I’m enjoying the genteel smoothness of my service, black clad waiters zipping glasses and cutlery in and out. The menu was a QR code, slid onto the table on a laminated card.
A woman comes to my table, the first inside the gazebo, clutching an armful of children’s colouring books, which she tries to sell me. Her eyes are tired, ringed with dark skin. I remember her from last week, when I was having coffee with a couple who welcomed me here when I arrived, a pilgrim in need of shelter, and we were approached by the same woman. When we all declined the puzzle books she burst out that she had a disabled child at home and no work. That time we all said no, something about the group refusal, one coldness leading to another. This time though, I pull out my handful of change and palm it over to her. She tilts her hand to count the coins before she says thank you, assessing the gift. I recognise her in her brusqueness, the tiredness and desperation of having minimal choices right now.
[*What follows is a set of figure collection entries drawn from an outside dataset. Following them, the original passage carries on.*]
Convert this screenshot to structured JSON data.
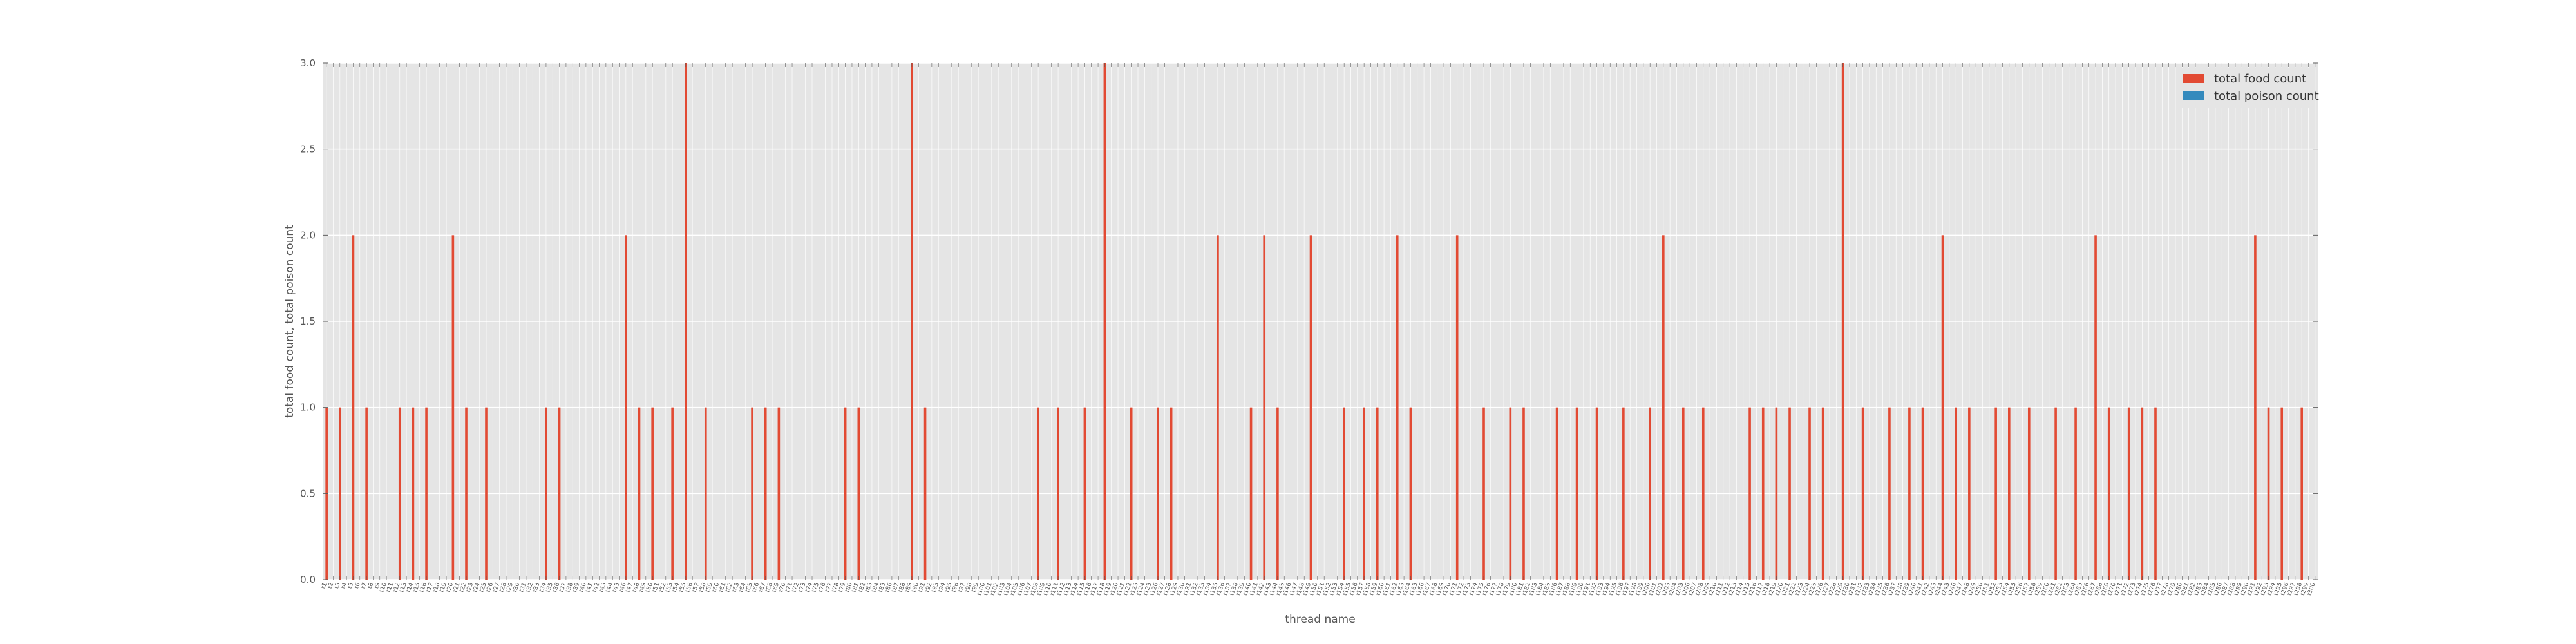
{
  "chart_data": {
    "type": "bar",
    "title": "",
    "xlabel": "thread name",
    "ylabel": "total food count, total poison count",
    "ylim": [
      0,
      3
    ],
    "yticks": [
      "0.0",
      "0.5",
      "1.0",
      "1.5",
      "2.0",
      "2.5",
      "3.0"
    ],
    "grid": true,
    "legend_position": "top-right",
    "category_prefix": "t",
    "categories_count": 300,
    "series": [
      {
        "name": "total food count",
        "color": "#e24a33",
        "values": [
          1,
          0,
          1,
          0,
          2,
          0,
          1,
          0,
          0,
          0,
          0,
          1,
          0,
          1,
          0,
          1,
          0,
          0,
          0,
          2,
          0,
          1,
          0,
          0,
          1,
          0,
          0,
          0,
          0,
          0,
          0,
          0,
          0,
          1,
          0,
          1,
          0,
          0,
          0,
          0,
          0,
          0,
          0,
          0,
          0,
          2,
          0,
          1,
          0,
          1,
          0,
          0,
          1,
          0,
          3,
          0,
          0,
          1,
          0,
          0,
          0,
          0,
          0,
          0,
          1,
          0,
          1,
          0,
          1,
          0,
          0,
          0,
          0,
          0,
          0,
          0,
          0,
          0,
          1,
          0,
          1,
          0,
          0,
          0,
          0,
          0,
          0,
          0,
          3,
          0,
          1,
          0,
          0,
          0,
          0,
          0,
          0,
          0,
          0,
          0,
          0,
          0,
          0,
          0,
          0,
          0,
          0,
          1,
          0,
          0,
          1,
          0,
          0,
          0,
          1,
          0,
          0,
          3,
          0,
          0,
          0,
          1,
          0,
          0,
          0,
          1,
          0,
          1,
          0,
          0,
          0,
          0,
          0,
          0,
          2,
          0,
          0,
          0,
          0,
          1,
          0,
          2,
          0,
          1,
          0,
          0,
          0,
          0,
          2,
          0,
          0,
          0,
          0,
          1,
          0,
          0,
          1,
          0,
          1,
          0,
          0,
          2,
          0,
          1,
          0,
          0,
          0,
          0,
          0,
          0,
          2,
          0,
          0,
          0,
          1,
          0,
          0,
          0,
          1,
          0,
          1,
          0,
          0,
          0,
          0,
          1,
          0,
          0,
          1,
          0,
          0,
          1,
          0,
          0,
          0,
          1,
          0,
          0,
          0,
          1,
          0,
          2,
          0,
          0,
          1,
          0,
          0,
          1,
          0,
          0,
          0,
          0,
          0,
          0,
          1,
          0,
          1,
          0,
          1,
          0,
          1,
          0,
          0,
          1,
          0,
          1,
          0,
          0,
          3,
          0,
          0,
          1,
          0,
          0,
          0,
          1,
          0,
          0,
          1,
          0,
          1,
          0,
          0,
          2,
          0,
          1,
          0,
          1,
          0,
          0,
          0,
          1,
          0,
          1,
          0,
          0,
          1,
          0,
          0,
          0,
          1,
          0,
          0,
          1,
          0,
          0,
          2,
          0,
          1,
          0,
          0,
          1,
          0,
          1,
          0,
          1,
          0,
          0,
          0,
          0,
          0,
          0,
          0,
          0,
          0,
          0,
          0,
          0,
          0,
          0,
          2,
          0,
          1,
          0,
          1,
          0,
          0,
          1
        ],
        "omitted_note": ""
      },
      {
        "name": "total poison count",
        "color": "#348abd",
        "values": []
      }
    ]
  }
}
There is a social kitchen here, where an average of 70 people turn up to eat two meals a day, seven days a week for 1 euro a time. When the pandemic first hit, a year ago, the church owned pilgrim hostel was opened to bring the homeless in off the street, until they could be housed. Now, I still see men begging for money, people who don’t look like typical street homeless, just ordinary middle aged guys. Spain’s unemployment rate increased by more than 600,000 people in 2020.
I am very lucky in this time, I know. It is not merely that I have enough money to stay alive, it is that I have enough to keep pursuing my dreams, in no small part because those dreams consist of living on much less than most consider acceptable.
Life appears to continue as normal, clothing shops await browsers, the bread vans make deliveries, the cafés are full of chatter, a bottle of orujo, grape liqueur, makes the rounds of all the tables for people to add a few drops into their coffee. But there are hidden stories in each apartment of the tall buildings that surround me, as impenetrable right now as a smile behind a mask.